A little over a year ago we took a “strength finder” test at work.
Everyone was asked to answer a number of questions in 30 seconds or less by choosing an answer that best fit them on a sliding scale. This was much trickier than it sounds. For example, one question asked, “Do you pick the perfect gift for each friend?” We could chose from “Very much so”, “Yes”, “neutral”, “No”, or “Not at all”.
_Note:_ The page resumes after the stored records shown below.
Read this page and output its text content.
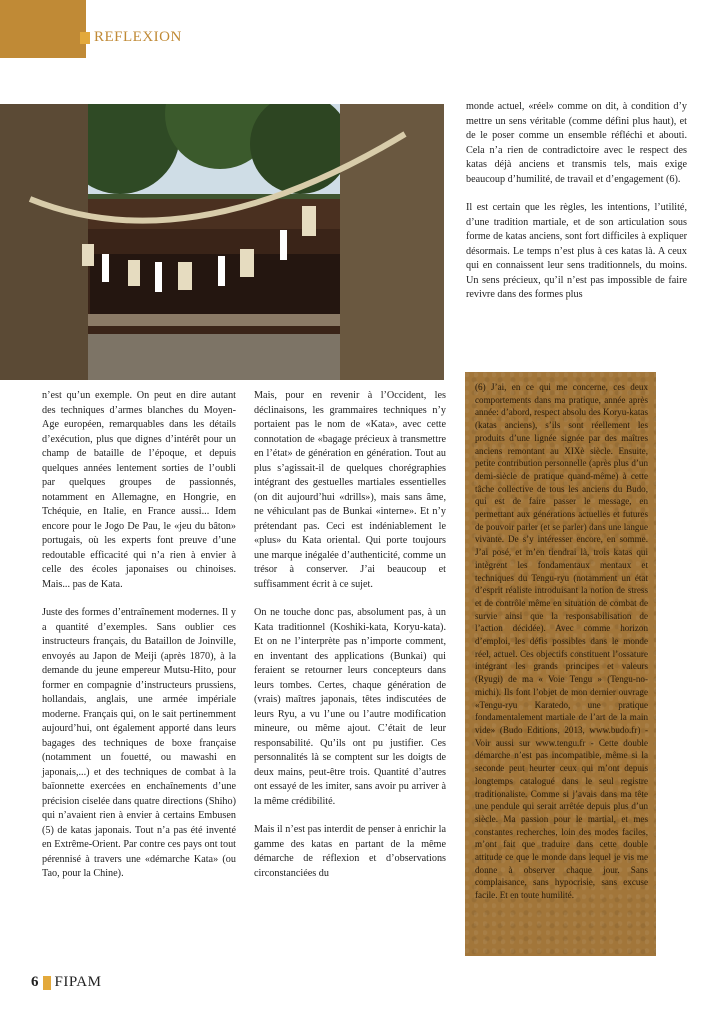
REFLEXION

n’est qu’un exemple. On peut en dire autant des techniques d’armes blanches du Moyen-Age européen, remarquables dans les détails d’exécution, plus que dignes d’intérêt pour un champ de bataille de l’époque, et depuis quelques années lentement sorties de l’oubli par quelques groupes de passionnés, notamment en Allemagne, en Hongrie, en Tchéquie, en Italie, en France aussi... Idem encore pour le Jogo De Pau, le «jeu du bâton» portugais, où les experts font preuve d’une redoutable efficacité qui n’a rien à envier à celle des écoles japonaises ou chinoises. Mais... pas de Kata.

Juste des formes d’entraînement modernes. Il y a quantité d’exemples. Sans oublier ces instructeurs français, du Bataillon de Joinville, envoyés au Japon de Meiji (après 1870), à la demande du jeune empereur Mutsu-Hito, pour former en compagnie d’instructeurs prussiens, hollandais, anglais, une armée impériale moderne. Français qui, on le sait pertinemment aujourd’hui, ont également apporté dans leurs bagages des techniques de boxe française (notamment un fouetté, ou mawashi en japonais,...) et des techniques de combat à la baïonnette exercées en enchaînements d’une précision ciselée dans quatre directions (Shiho) qui n’avaient rien à envier à certains Embusen (5) de katas japonais. Tout n’a pas été inventé en Extrême-Orient. Par contre ces pays ont tout pérennisé à travers une «démarche Kata» (ou Tao, pour la Chine).

Mais, pour en revenir à l’Occident, les déclinaisons, les grammaires techniques n’y portaient pas le nom de «Kata», avec cette connotation de «bagage précieux à transmettre en l’état» de génération en génération. Tout au plus s’agissait-il de quelques chorégraphies intégrant des gestuelles martiales essentielles (on dit aujourd’hui «drills»), mais sans âme, ne véhiculant pas de Bunkai «interne». Et n’y prétendant pas. Ceci est indéniablement le «plus» du Kata oriental. Qui porte toujours une marque inégalée d’authenticité, comme un trésor à conserver. J’ai beaucoup et suffisamment écrit à ce sujet.

On ne touche donc pas, absolument pas, à un Kata traditionnel (Koshiki-kata, Koryu-kata). Et on ne l’interprète pas n’importe comment, en inventant des applications (Bunkai) qui feraient se retourner leurs concepteurs dans leurs tombes. Certes, chaque génération de (vrais) maîtres japonais, têtes indiscutées de leurs Ryu, a vu l’une ou l’autre modification mineure, ou même ajout. C’était de leur responsabilité. Qu’ils ont pu justifier. Ces personnalités là se comptent sur les doigts de deux mains, peut-être trois. Quantité d’autres ont essayé de les imiter, sans avoir pu arriver à la même crédibilité.

Mais il n’est pas interdit de penser à enrichir la gamme des katas en partant de la même démarche de réflexion et d’observations circonstanciées du

monde actuel, «réel» comme on dit, à condition d’y mettre un sens véritable (comme défini plus haut), et de le poser comme un ensemble réfléchi et abouti. Cela n’a rien de contradictoire avec le respect des katas déjà anciens et transmis tels, mais exige beaucoup d’humilité, de travail et d’engagement (6).

Il est certain que les règles, les intentions, l’utilité, d’une tradition martiale, et de son articulation sous forme de katas anciens, sont fort difficiles à expliquer désormais. Le temps n’est plus à ces katas là. A ceux qui en connaissent leur sens traditionnels, du moins. Un sens précieux, qu’il n’est pas impossible de faire revivre dans des formes plus

(6) J’ai, en ce qui me concerne, ces deux comportements dans ma pratique, année après année: d’abord, respect absolu des Koryu-katas (katas anciens), s’ils sont réellement les produits d’une lignée signée par des maîtres anciens remontant au XIXè siècle. Ensuite, petite contribution personnelle (après plus d’un demi-siècle de pratique quand-même) à cette tâche collective de tous les anciens du Budo, qui est de faire passer le message, en permettant aux générations actuelles et futures de pouvoir parler (et se parler) dans une langue vivante. De s’y intéresser encore, en somme. J’ai posé, et m’en tiendrai là, trois katas qui intègrent les fondamentaux mentaux et techniques du Tengu-ryu (notamment un état d’esprit réaliste introduisant la notion de stress et de contrôle même en situation de combat de survie ainsi que la responsabilisation de l’action décidée). Avec comme horizon d’emploi, les défis possibles dans le monde réel, actuel. Ces objectifs constituent l’ossature intégrant les grands principes et valeurs (Ryugi) de ma « Voie Tengu » (Tengu-no-michi). Ils font l’objet de mon dernier ouvrage «Tengu-ryu Karatedo, une pratique fondamentalement martiale de l’art de la main vide» (Budo Editions, 2013, www.budo.fr) - Voir aussi sur www.tengu.fr - Cette double démarche n’est pas incompatible, même si la seconde peut heurter ceux qui m’ont depuis longtemps catalogué dans le seul registre traditionaliste. Comme si j’avais dans ma tête une pendule qui serait arrêtée depuis plus d’un siècle. Ma passion pour le martial, et mes constantes recherches, loin des modes faciles, m’ont fait que traduire dans cette double attitude ce que le monde dans lequel je vis me donne à observer chaque jour. Sans complaisance, sans hypocrisie, sans excuse facile. Et en toute humilité.

6 FIPAM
Now this appears to be a simple question, but when you know your answer could potentially sway the algorithm for the entire test … it’s a lot of pressure!!! Two out of my top five strengths were “achiever” (note my strange desire to do “well” on a test that is impossible to do poorly on) and “responsibility”, not a surprise for anyone that knows me. When it comes to life, as I’ve said before, I am a “doer”.
Also, side note. I did have a slight period of sadness following the delivery of my results. I wanted so badly to possess some of the other more … fun … strengths. I mean, come on! How boring are achiever and responsibility. I digress.
Growing up, I was one incredibly outgoing, forward moving, party planning, social butterfly. Even after graduating high school, it was straight into college and right into the first real serious romantic relationship of my life. Five incredibly long years, a college degree, plenty of heartache and a lot of spiritual disobedience later, I was left at square one and very much alone. I didn’t think it was possible to regress so much emotionally, but in looking back at where I was immediately following a messy breakup, which included a large shift in my friend group, it’s clear to see:
I was broken.
Fast forward two and a half years (yes ladies, there is life after heartbreak), and I’ve come a long way. I’ve discovered, over the course of two years, while I’d moved on emotionally, I was left at baseline in many other facets of my life. In some ways I felt stunted: spiritually, socially, in ways of self-love and self-image, and relationally with the people around me.
Somewhere along the way, I had become an incredibly sarcastic, abrasive individual who was hard to approach, constantly pushing back, defensive and who (I felt) was very hard to love. I was distant from Jesus, although I had come back just enough to use Him to pull me out of post-break-up hell, though it was with no sacrifice on my part at all. All take, no give.
Something needed to change.
I am a professional list maker. I love lists! I love crossing things off lists! My phone is full of my schedule. Little reminders pop up throughout the day so I don’t lose my mind and forget to switch my laundry over from the washer to the dryer or to return an email for work. So, I decided I needed to take something that I was good at “doing” and turn it into “being”.
What if, instead of focusing on my to-do lists, I could create a to-be list?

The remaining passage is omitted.